CHAPITRE VIII. — Des instruments d’agriculture.

 

Je traiterai maintenant, dit Varron (I, XVII, 2-6), des choses avec lesquelles on cultive les terres. On divise ces choses en deux : les hommes et les aides des hommes, tels que les bœufs et les instruments, sans lesquels la culture est impossible. Toutes les terres sont cultivées par des hommes libres ou esclaves, ou par un mélange de ces deux classes. Varron conseille d’employer, pour les gros ouvrages et la culture des lieux insalubres, lés hommes libres payés à la journée ou à la tâche. J’ai déjà cité ce passage dans mes chapitres sur la population de l’Italie[1], et j’ai fait voir que le nombre des esclaves en Italie était, même à cette époque de la puissance de Rome, beaucoup moins considérable qu’on ne l’avait cru jusqu’ici.

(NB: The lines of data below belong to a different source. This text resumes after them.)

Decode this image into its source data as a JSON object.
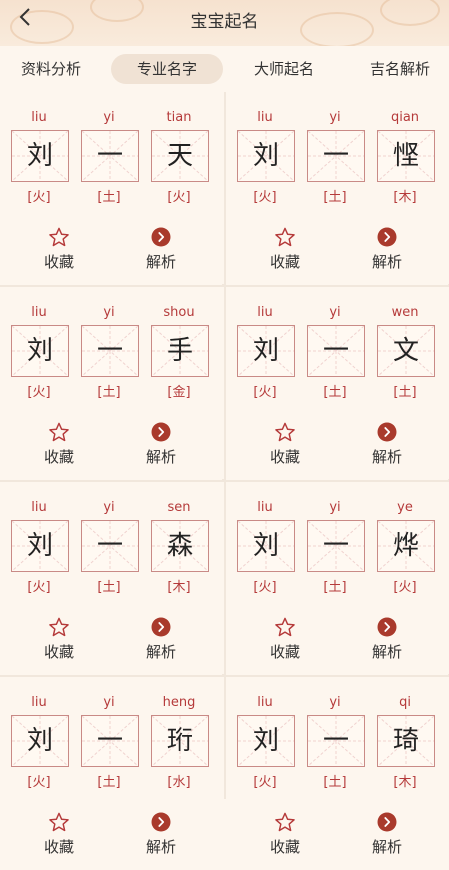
{
  "header": {
    "title": "宝宝起名"
  },
  "tabs": [
    {
      "label": "资料分析",
      "active": false
    },
    {
      "label": "专业名字",
      "active": true
    },
    {
      "label": "大师起名",
      "active": false
    },
    {
      "label": "吉名解析",
      "active": false
    }
  ],
  "actions": {
    "favorite_label": "收藏",
    "analyze_label": "解析"
  },
  "cards": [
    {
      "chars": [
        {
          "pinyin": "liu",
          "char": "刘",
          "element": "[火]"
        },
        {
          "pinyin": "yi",
          "char": "一",
          "element": "[土]"
        },
        {
          "pinyin": "tian",
          "char": "天",
          "element": "[火]"
        }
      ]
    },
    {
      "chars": [
        {
          "pinyin": "liu",
          "char": "刘",
          "element": "[火]"
        },
        {
          "pinyin": "yi",
          "char": "一",
          "element": "[土]"
        },
        {
          "pinyin": "qian",
          "char": "悭",
          "element": "[木]"
        }
      ]
    },
    {
      "chars": [
        {
          "pinyin": "liu",
          "char": "刘",
          "element": "[火]"
        },
        {
          "pinyin": "yi",
          "char": "一",
          "element": "[土]"
        },
        {
          "pinyin": "shou",
          "char": "手",
          "element": "[金]"
        }
      ]
    },
    {
      "chars": [
        {
          "pinyin": "liu",
          "char": "刘",
          "element": "[火]"
        },
        {
          "pinyin": "yi",
          "char": "一",
          "element": "[土]"
        },
        {
          "pinyin": "wen",
          "char": "文",
          "element": "[土]"
        }
      ]
    },
    {
      "chars": [
        {
          "pinyin": "liu",
          "char": "刘",
          "element": "[火]"
        },
        {
          "pinyin": "yi",
          "char": "一",
          "element": "[土]"
        },
        {
          "pinyin": "sen",
          "char": "森",
          "element": "[木]"
        }
      ]
    },
    {
      "chars": [
        {
          "pinyin": "liu",
          "char": "刘",
          "element": "[火]"
        },
        {
          "pinyin": "yi",
          "char": "一",
          "element": "[土]"
        },
        {
          "pinyin": "ye",
          "char": "烨",
          "element": "[火]"
        }
      ]
    },
    {
      "chars": [
        {
          "pinyin": "liu",
          "char": "刘",
          "element": "[火]"
        },
        {
          "pinyin": "yi",
          "char": "一",
          "element": "[土]"
        },
        {
          "pinyin": "heng",
          "char": "珩",
          "element": "[水]"
        }
      ]
    },
    {
      "chars": [
        {
          "pinyin": "liu",
          "char": "刘",
          "element": "[火]"
        },
        {
          "pinyin": "yi",
          "char": "一",
          "element": "[土]"
        },
        {
          "pinyin": "qi",
          "char": "琦",
          "element": "[木]"
        }
      ]
    }
  ],
  "colors": {
    "accent": "#b53a3a",
    "background": "#fdf6ee",
    "active_tab_bg": "#f0e2d4",
    "analyze_icon": "#a93a2c"
  },
  "icons": {
    "back": "chevron-left-icon",
    "favorite": "star-outline-icon",
    "analyze": "chevron-right-circle-icon"
  }
}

Varron donne pour la direction, la surveillance, la nourriture et l’entretien des esclaves, des préceptes sages ; il prescrit le bon exemple, la douceur, les distinctions, les encouragements, les récompenses, soit en vêtements, soit en aliments, soit en concessions d’une portion de terrain que les esclaves puissent cultiver à leur profit, enfin le mariage avec leurs compagnes de servitude, comme les moyens les plus efficaces de les attacher à la propriété et à leurs maîtres. Ces maximes étaient généralement suivies par les colons éclairés de Saint-Domingue envers leurs nègres esclaves. Mais on voit par cela même que le mariage entre esclaves n’était pas commun ; car Varron cite comme exception l’Epire, où cet usage s’était introduit. Caton[2] exigeait une rétribution en argent de ses esclaves pour leur permettre d’avoir commerce avec leurs camarades de l’autre sexe. On remarque dans la comparaison de ces deux époques un véritable progrès des lumières.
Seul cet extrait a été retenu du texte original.